二人走着走着,一片灯影绰绰映入眼帘。那是一间灯笼铺子,里里外外挂了几十盏灯笼,宫灯、纱灯皆有,大小不一,造型各异,五颜六色的煞是好看。
街上百店杂陈,其他小店都陆续打烊,这间铺子尤为引人瞩目。蜡烛燃起的火焰透出灯笼,朦胧的光与初升之月交相辉映,让渐渐安静下来的街道延续着繁华气息。
秦思狂在一盏马形灯前停下脚步。灯笼外观像一匹健壮的小马,做得惟妙惟肖,赭色马背上还铺有红色的马鞍。
灯笼铺老板见来了人,客气地出来招呼。
“客官面生得很,第一次来历城?这个灯笼您若想要,给五文钱就成,也算我们交个朋友。”
秦思狂道:“恰好路过,只是瞧瞧。”
老板笑道:“听口音,您是外地人呐。两位来得迟了,正月十五城里才叫热闹,小店每年那几日生意最好。
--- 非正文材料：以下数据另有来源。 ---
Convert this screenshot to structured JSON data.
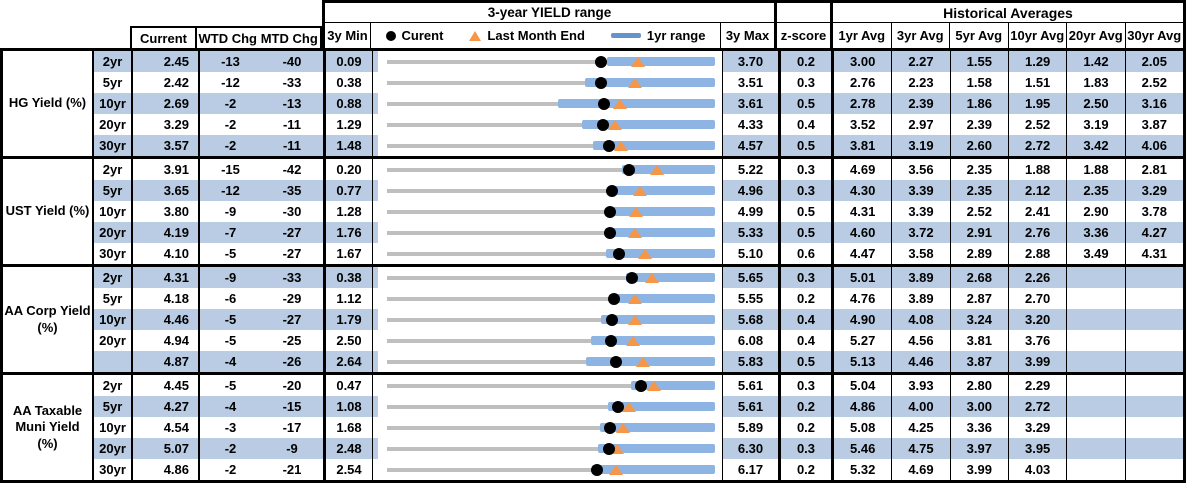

”
元宵节连着赏灯十日,那可谓昼夜无车马,红纱满树头,一城的流光溢彩。
岑乐见秦思狂盯着那盏小马灯走不动路,不禁道:“要是喜欢就买回去。”
“我这么大人了,拿着它多不体面。”
“你可以送给小宝。”
“那怎么带回苏州?”
从济南到苏州一千多里路,估计灯笼还没到徐州就被颠烂了。
“嗯……”岑乐想了想,道,“那回去我给你外甥扎一个。”
秦思狂乐了:“先生的手眼是鉴宝用的,我何德何能,让你给我扎花灯。”
岑乐道:“我给你扎个全苏州最漂亮的花灯,前提是你得答应我一个要求。”
“区区一个花灯就想贿赂我……”秦思狂终于将目光移到岑乐脸上,没想到对方一脸严肃,反倒叫他一愣。